President Barack Obama has signed an emergency order approving federal disaster aid for Boulder County.
Towns such as Jamestown, Lyons and Longmont are said to have been reduced to islands by the swirling floodwaters.
'Biblical'
Officials set up road blocks to prevent some residents fleeing in their vehicles over submerged or debris-strewn roads.
The raging torrent - dubbed a "100-year flood" by officials - has prevented rescue crews from reaching communities stranded downstream.
Lyons resident Howard Wachtel joked to the Associated Press news agency: "This is more like something out of the Bible. I saw one of my neighbours building an ark."
Some 4,000 people living along Boulder Creek were sent notices warning them to move to higher ground late on Thursday, reported Boulder's Daily Camera newspaper, external.
Another 500 inhabitants of Eldorado Springs were urged to leave due to a threat from South Boulder Creek, an official told the Associated Press early on Friday.
Low-lying areas beyond the Rocky Mountains were also at risk, with up to 3,000 people already ordered to leave the Commerce City district of Denver.
Police in the city reported on Twitter, external a man was pulled by the water into a drainage pipe with his dog. Both were rescued alive two blocks away.
'Mud, muck, debris'
Governor John Hickenlooper told local radio there had been "a staggering amount" of rainfall.
"Given the drought situation we've had, it was almost a year's worth of rain," he said on the KBCO radio station.
"There is water everywhere," Andrew Barth, emergency management spokesman in Boulder County, told Reuters news agency. "We've had several structural collapses. There's mud and muck and debris everywhere. Cars are stranded all over the place."
National Guard troops have reportedly been dispatched north of Boulder to the cut-off town of Lyons, which is said to be without fresh water, power or phone lines.
Lyons resident Jason Stillman and his fiancee were forced to flee their home when a nearby river began to overflow into the street.

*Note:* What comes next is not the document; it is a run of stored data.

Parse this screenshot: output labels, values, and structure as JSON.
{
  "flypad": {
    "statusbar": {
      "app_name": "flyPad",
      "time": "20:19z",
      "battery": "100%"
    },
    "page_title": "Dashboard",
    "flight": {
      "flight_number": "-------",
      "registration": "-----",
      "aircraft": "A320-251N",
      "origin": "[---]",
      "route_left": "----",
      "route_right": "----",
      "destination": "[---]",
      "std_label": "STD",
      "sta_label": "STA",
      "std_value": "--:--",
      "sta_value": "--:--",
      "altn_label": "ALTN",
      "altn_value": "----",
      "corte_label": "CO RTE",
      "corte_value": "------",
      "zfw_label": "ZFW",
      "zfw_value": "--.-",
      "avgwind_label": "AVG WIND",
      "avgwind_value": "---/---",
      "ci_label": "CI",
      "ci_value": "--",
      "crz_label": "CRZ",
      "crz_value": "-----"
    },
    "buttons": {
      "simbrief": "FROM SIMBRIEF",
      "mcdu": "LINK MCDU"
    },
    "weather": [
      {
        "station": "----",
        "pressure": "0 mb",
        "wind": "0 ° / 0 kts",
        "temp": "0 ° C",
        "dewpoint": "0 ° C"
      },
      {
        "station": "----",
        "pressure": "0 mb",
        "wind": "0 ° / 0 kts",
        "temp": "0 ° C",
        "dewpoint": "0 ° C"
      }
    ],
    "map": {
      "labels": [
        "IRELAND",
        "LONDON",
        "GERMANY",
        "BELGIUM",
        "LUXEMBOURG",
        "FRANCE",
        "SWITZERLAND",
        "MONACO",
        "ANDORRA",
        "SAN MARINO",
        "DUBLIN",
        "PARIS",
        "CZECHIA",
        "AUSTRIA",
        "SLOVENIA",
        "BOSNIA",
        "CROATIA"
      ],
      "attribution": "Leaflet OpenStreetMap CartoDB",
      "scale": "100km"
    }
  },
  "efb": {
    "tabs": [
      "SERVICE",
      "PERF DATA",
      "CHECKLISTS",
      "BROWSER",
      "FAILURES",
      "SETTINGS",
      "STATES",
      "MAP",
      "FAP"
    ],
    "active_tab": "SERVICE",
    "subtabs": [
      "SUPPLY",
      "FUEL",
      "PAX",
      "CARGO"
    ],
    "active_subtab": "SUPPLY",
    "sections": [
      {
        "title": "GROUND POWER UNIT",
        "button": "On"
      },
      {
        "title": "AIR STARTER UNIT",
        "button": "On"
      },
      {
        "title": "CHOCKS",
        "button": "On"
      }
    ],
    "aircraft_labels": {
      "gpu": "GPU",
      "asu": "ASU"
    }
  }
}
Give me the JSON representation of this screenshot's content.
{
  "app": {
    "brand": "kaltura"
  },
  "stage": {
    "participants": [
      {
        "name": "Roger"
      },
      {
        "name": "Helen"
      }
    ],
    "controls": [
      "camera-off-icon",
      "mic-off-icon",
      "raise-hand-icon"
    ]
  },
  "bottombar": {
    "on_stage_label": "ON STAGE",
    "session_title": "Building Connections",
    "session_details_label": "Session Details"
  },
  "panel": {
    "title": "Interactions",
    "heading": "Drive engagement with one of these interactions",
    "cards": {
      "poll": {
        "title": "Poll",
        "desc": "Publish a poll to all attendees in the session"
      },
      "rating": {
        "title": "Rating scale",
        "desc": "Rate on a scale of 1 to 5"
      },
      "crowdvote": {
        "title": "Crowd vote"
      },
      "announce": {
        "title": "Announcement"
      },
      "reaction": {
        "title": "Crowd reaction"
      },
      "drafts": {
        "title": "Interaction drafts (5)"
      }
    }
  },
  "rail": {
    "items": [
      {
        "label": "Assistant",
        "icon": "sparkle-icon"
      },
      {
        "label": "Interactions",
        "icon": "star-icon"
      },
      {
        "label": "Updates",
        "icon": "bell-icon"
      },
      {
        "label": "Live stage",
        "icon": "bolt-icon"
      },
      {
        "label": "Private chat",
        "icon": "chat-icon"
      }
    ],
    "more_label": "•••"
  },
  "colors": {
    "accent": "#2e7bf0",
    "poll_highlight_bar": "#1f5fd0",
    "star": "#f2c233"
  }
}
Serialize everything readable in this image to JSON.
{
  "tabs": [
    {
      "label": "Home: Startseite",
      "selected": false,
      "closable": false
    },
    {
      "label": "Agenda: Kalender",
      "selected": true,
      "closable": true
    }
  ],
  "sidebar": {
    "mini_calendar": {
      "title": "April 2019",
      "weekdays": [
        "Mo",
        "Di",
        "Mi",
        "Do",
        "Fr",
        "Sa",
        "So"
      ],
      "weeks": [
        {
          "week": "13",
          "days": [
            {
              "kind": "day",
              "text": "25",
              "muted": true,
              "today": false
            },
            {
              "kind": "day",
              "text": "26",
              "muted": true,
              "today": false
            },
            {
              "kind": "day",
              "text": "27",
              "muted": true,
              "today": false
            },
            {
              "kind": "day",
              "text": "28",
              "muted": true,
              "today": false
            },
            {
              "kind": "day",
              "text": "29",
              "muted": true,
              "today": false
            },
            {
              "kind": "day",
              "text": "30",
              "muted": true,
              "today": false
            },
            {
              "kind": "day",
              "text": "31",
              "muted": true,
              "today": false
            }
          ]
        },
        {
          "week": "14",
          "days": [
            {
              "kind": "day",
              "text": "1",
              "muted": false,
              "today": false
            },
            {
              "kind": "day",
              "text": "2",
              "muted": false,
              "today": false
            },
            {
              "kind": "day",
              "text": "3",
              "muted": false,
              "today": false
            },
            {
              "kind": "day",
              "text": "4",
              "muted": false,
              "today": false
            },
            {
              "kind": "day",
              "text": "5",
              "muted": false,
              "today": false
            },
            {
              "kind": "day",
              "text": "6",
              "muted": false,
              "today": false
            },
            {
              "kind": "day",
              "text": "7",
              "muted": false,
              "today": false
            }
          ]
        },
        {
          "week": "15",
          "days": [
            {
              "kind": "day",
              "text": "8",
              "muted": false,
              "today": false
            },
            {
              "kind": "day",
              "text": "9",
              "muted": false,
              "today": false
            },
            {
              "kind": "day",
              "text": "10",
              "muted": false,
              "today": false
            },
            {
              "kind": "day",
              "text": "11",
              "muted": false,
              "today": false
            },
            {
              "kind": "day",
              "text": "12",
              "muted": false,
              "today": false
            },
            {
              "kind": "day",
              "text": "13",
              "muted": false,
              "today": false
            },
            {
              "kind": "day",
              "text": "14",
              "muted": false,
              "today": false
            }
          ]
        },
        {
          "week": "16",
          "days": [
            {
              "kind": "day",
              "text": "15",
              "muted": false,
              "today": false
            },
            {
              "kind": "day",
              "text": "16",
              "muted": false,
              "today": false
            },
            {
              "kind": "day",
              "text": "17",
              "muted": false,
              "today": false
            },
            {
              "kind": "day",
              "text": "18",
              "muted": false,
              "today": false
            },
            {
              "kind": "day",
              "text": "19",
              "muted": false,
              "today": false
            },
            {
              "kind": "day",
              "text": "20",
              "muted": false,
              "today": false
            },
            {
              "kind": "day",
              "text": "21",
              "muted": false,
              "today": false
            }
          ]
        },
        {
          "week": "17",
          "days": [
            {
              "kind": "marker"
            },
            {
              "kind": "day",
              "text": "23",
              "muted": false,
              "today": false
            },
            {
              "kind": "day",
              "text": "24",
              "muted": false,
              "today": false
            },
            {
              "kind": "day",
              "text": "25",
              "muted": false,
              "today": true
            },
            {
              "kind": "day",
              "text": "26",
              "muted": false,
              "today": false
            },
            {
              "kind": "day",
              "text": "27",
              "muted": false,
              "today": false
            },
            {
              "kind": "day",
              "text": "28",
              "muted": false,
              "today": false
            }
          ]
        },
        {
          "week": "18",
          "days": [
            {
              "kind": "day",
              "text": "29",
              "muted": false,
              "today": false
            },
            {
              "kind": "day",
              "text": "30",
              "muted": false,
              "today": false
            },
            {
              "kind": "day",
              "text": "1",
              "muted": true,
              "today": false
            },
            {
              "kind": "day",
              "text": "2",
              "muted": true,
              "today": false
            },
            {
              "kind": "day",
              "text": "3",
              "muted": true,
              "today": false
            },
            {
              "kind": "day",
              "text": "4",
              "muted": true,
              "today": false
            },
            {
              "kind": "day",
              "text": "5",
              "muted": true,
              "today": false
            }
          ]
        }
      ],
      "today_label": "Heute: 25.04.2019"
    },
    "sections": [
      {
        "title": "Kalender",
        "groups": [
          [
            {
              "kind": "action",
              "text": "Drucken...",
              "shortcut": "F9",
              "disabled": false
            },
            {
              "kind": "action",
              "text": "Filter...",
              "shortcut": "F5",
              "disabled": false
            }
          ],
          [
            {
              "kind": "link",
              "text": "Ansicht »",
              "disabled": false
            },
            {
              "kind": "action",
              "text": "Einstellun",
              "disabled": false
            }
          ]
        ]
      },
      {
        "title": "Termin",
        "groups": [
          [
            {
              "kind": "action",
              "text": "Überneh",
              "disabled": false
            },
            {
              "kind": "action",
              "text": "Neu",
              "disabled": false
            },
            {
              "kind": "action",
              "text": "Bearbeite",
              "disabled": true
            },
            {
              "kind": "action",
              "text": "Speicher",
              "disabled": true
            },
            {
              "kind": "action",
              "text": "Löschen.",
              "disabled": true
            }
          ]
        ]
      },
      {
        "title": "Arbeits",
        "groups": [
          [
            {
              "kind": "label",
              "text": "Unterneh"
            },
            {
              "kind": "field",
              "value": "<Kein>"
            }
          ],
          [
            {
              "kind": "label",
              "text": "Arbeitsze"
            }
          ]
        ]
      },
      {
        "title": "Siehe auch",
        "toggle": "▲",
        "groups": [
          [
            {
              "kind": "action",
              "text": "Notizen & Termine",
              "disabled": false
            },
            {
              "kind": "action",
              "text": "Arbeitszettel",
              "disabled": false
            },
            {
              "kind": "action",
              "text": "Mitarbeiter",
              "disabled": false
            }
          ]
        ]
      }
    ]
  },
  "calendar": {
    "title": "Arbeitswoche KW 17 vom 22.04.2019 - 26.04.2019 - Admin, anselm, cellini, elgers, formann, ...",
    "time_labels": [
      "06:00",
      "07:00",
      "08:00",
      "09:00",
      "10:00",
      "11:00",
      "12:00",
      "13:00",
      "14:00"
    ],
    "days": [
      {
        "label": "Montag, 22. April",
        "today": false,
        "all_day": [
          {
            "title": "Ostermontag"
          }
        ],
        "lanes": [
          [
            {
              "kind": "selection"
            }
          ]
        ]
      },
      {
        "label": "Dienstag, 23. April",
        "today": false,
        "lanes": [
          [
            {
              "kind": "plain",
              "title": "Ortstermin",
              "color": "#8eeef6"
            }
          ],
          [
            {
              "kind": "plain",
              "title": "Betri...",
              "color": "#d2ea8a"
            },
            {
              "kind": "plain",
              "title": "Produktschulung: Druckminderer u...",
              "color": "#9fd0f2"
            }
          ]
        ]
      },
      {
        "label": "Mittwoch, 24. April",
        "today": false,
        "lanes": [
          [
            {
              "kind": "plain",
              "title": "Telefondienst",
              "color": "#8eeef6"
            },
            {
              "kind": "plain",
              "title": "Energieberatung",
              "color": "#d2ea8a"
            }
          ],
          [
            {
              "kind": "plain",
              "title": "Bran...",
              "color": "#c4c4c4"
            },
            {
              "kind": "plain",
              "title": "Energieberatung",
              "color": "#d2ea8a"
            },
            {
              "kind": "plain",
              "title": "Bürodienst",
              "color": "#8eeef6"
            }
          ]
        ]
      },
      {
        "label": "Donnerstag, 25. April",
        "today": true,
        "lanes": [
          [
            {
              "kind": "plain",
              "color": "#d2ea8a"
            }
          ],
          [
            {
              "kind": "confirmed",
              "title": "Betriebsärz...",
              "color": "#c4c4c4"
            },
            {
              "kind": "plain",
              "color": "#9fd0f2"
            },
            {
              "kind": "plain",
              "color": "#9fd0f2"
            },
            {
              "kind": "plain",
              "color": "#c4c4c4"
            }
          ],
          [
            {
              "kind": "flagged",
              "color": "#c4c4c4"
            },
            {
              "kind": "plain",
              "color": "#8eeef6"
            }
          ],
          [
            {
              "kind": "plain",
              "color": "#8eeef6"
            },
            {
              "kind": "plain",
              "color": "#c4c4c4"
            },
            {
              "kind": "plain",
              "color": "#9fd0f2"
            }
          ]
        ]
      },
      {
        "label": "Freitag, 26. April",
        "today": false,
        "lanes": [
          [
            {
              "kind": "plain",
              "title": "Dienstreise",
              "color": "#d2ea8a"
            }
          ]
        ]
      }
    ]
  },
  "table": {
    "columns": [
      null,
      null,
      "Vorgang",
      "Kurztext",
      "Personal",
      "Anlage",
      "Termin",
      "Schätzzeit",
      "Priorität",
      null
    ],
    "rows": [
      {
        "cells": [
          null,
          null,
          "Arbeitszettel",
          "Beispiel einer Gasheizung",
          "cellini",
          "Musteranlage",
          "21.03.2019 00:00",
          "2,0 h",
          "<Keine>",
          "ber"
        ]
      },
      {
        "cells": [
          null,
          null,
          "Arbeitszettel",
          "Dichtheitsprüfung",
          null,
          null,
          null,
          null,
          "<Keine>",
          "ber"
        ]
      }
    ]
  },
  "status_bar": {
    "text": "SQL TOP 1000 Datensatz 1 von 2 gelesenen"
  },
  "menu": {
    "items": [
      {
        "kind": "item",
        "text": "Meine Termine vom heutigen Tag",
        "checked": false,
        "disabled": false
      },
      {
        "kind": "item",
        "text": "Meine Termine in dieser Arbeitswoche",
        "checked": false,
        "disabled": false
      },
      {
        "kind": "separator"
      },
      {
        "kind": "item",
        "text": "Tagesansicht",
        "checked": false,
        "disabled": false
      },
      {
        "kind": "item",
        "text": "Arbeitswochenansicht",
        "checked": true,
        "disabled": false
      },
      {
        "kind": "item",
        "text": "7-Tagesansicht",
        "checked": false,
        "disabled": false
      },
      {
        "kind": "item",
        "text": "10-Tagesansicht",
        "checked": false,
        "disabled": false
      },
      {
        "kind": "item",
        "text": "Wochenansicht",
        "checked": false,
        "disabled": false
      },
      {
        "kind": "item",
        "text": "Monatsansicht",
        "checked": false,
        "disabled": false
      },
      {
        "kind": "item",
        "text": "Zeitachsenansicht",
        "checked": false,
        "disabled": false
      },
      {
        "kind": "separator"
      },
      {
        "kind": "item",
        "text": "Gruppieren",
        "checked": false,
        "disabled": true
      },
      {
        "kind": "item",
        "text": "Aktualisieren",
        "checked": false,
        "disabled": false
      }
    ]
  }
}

"There's no way out of town. There's no way into town. So, basically, now we're just on an island," he told USA Today.
Part of US highway 36 was closed after it was washed out, and Colorado officials shut Interstate 25 north of Denver all the way to the Wyoming border.
A 20ft (6m) wall of water was reported in Left Hand Canyon, north of Boulder, according to National Weather Service meteorologist Bob Kleyla.
The prolonged rain has been blamed on a low-pressure weather system hovering over Nevada which is drawing moist air out of Mexico into the Rockies' foothills.